The IMF has released its Article IV reports, which are an outcome of an assessment of the economy and consultations with Nigerian economic authorities.
The IMF commended Nigeria for its successful implementation of critical reforms over the last two years and noted the gains in macroeconomic stability and resilience. It stated that most of the Nigerian population is facing heightened economic strains as a direct result of the reforms’ effects and suggests an agile economic policy to mitigate the impact and spur economic growth.

The board specifically praised the monetary authorities for ending ways and means financing, liberalizing the foreign exchange market, raising bank minimum capital thresholds to strengthen the financial system, increasing efforts to enhance financial inclusion, and introducing risk-based supervision for mortgage and consumer lending schemes.

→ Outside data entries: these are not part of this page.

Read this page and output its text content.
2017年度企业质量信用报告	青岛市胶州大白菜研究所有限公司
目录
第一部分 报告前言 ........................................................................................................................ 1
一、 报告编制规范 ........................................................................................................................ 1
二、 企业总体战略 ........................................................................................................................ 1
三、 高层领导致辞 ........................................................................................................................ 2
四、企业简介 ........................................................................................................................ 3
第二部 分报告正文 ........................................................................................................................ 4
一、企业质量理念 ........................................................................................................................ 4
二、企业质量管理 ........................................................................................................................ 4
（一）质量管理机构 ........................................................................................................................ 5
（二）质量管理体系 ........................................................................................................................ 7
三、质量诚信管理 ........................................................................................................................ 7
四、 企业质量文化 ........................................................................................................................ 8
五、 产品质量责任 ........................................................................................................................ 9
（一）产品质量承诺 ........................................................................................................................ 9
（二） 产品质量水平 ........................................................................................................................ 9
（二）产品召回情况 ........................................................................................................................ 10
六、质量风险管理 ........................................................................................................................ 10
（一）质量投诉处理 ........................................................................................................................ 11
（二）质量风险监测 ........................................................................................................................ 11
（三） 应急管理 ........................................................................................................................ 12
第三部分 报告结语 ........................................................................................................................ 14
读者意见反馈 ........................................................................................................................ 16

The board also praised the fiscal authorities for passing the tax reform bills and noted their role in boosting development spending and improving debt sustainability. They also urged faster cash transfers to the poorest to help offset the impact of the cost-of-living crisis.
The board highlighted several disadvantages, including food inflation, insecurity, and the quality of data provided by the fiscal authorities. It further proposed measures such as enhancing security, reducing bureaucratic hurdles, investing in agricultural productivity, increasing electricity supply, expediting credit to the private sector, and allocating more resources to health and education. The board also committed to providing capacity development support to enhance data quality, thereby enabling informed decision-making.

The report then forecasts a GDP growth outlook of 3.2% for 2025, supported by increased oil production, the commissioning of a new refinery, and a resilient services sector.